Sure, ECC and in particular registered memory does increase the latency a bit. B...

kllrnohj · on Dec 1, 2020

You're confusing throughput & latency here. More channels increases throughput, but doesn't improve latency.

The M1's memory bandwidth is ~68GB/s, which is of course a tiny fraction of AMD Epyc's ~200GB/s per socket.

Epyc's latency isn't even competitive with AMD's own consumer parts, so I'm really not sure why you're surprised that Epyc's latency is also worse than the M1's?

sliken · on Dec 1, 2020

I'm not surprised the latency on the M1 is better than Epyc, but it's near half of any other consumer part, like say the AMD Rzyen 5950x. When accessed in a TLB friendly way (not TLB thrashing) the M1 manages 30ns which is excellent.

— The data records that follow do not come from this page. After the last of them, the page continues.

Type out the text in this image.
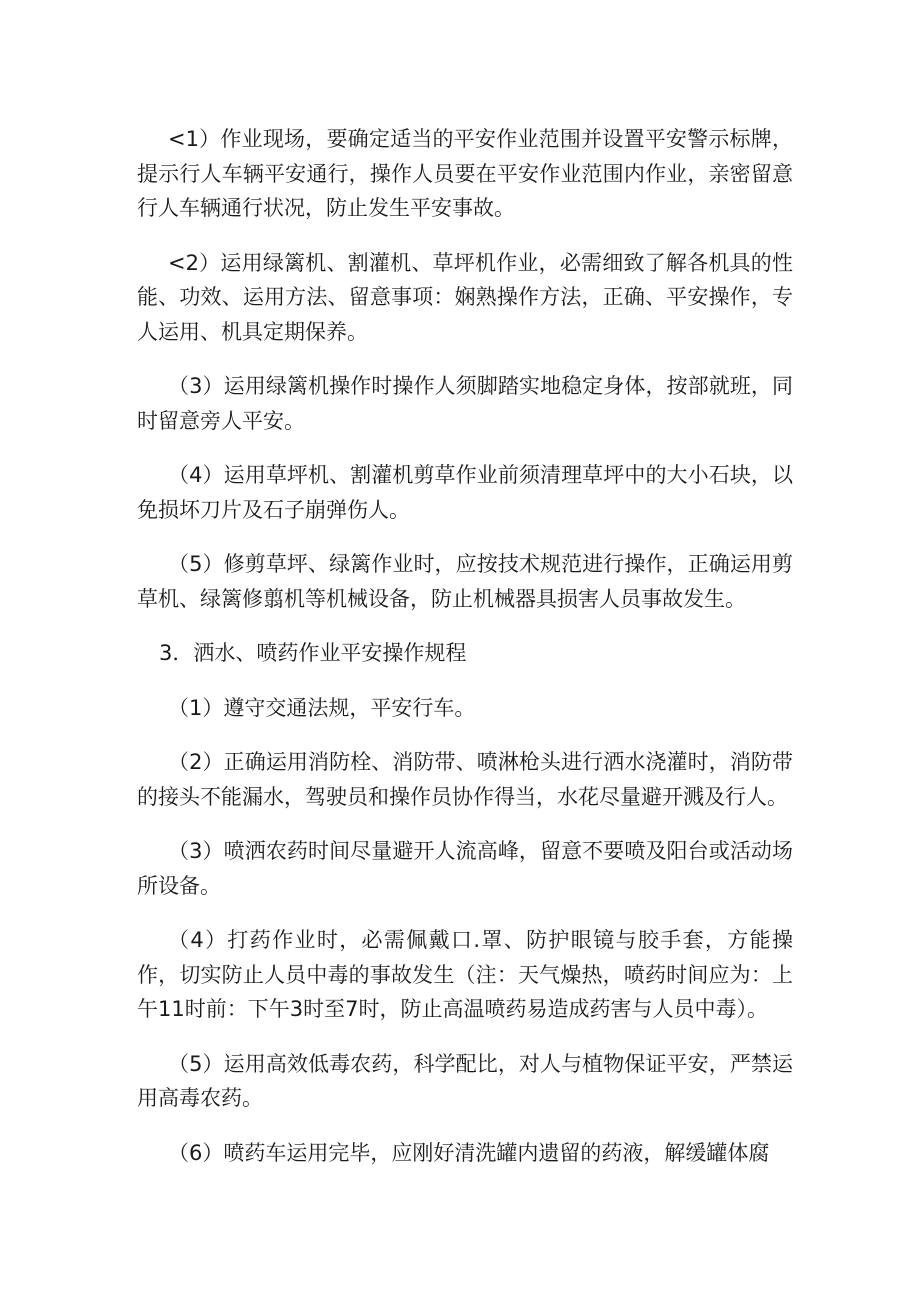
<1）作业现场，要确定适当的平安作业范围并设置平安警示标牌，提示行人车辆平安通行，操作人员要在平安作业范围内作业，亲密留意行人车辆通行状况，防止发生平安事故。

<2）运用绿篱机、割灌机、草坪机作业，必需细致了解各机具的性能、功效、运用方法、留意事项：娴熟操作方法，正确、平安操作，专人运用、机具定期保养。

（3）运用绿篱机操作时操作人须脚踏实地稳定身体，按部就班，同时留意旁人平安。

（4）运用草坪机、割灌机剪草作业前须清理草坪中的大小石块，以免损坏刀片及石子崩弹伤人。

（5）修剪草坪、绿篱作业时，应按技术规范进行操作，正确运用剪草机、绿篱修翦机等机械设备，防止机械器具损害人员事故发生。

3．洒水、喷药作业平安操作规程

（1）遵守交通法规，平安行车。

（2）正确运用消防栓、消防带、喷淋枪头进行洒水浇灌时，消防带的接头不能漏水，驾驶员和操作员协作得当，水花尽量避开溅及行人。

（3）喷洒农药时间尽量避开人流高峰，留意不要喷及阳台或活动场所设备。

（4）打药作业时，必需佩戴口.罩、防护眼镜与胶手套，方能操作，切实防止人员中毒的事故发生（注：天气燥热，喷药时间应为：上午11时前：下午3时至7时，防止高温喷药易造成药害与人员中毒）。

（5）运用高效低毒农药，科学配比，对人与植物保证平安，严禁运用高毒农药。

（6）喷药车运用完毕，应刚好清洗罐内遗留的药液，解缓罐体腐
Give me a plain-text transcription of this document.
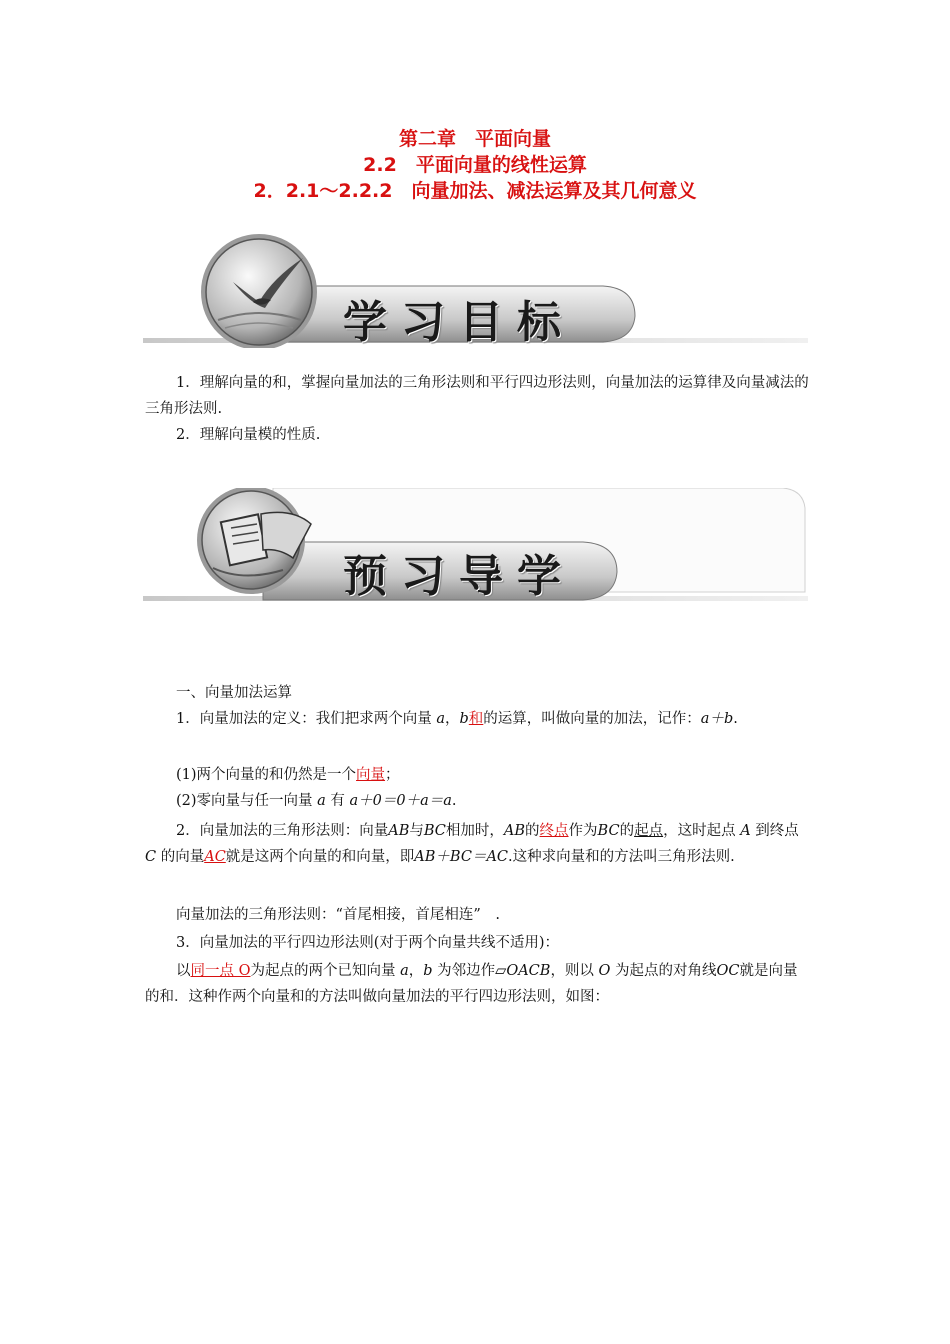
第二章　平面向量
2.2　平面向量的线性运算
2．2.1～2.2.2　向量加法、减法运算及其几何意义
学习目标
1．理解向量的和，掌握向量加法的三角形法则和平行四边形法则，向量加法的运算律及向量减法的三角形法则.
2．理解向量模的性质.
预习导学
一、向量加法运算
1．向量加法的定义：我们把求两个向量 a，b和的运算，叫做向量的加法，记作：a＋b.
(1)两个向量的和仍然是一个向量；
(2)零向量与任一向量 a 有 a＋0＝0＋a＝a.
2．向量加法的三角形法则：向量AB与BC相加时，AB的终点作为BC的起点，这时起点 A 到终点 C 的向量AC就是这两个向量的和向量，即AB＋BC＝AC.这种求向量和的方法叫三角形法则.
向量加法的三角形法则：“首尾相接，首尾相连”　.
3．向量加法的平行四边形法则(对于两个向量共线不适用)：
以同一点 O为起点的两个已知向量 a，b 为邻边作▱OACB，则以 O 为起点的对角线OC就是向量的和．这种作两个向量和的方法叫做向量加法的平行四边形法则，如图：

Even more impressively is that the random cacheline throughput is also excellent. So if all 8 cores have a cache miss the M1 memory system is very good at keeping multiple pending requests in flight to achieve surprisingly good throughput. Granted this isn't pure latency, so I call it throughput. Getting a random cacheline per 12ns is quite good, especially for a cheap low power system. Normally getting more than 2 memory channels on a desktop requires something exotic like an AMD threadripper.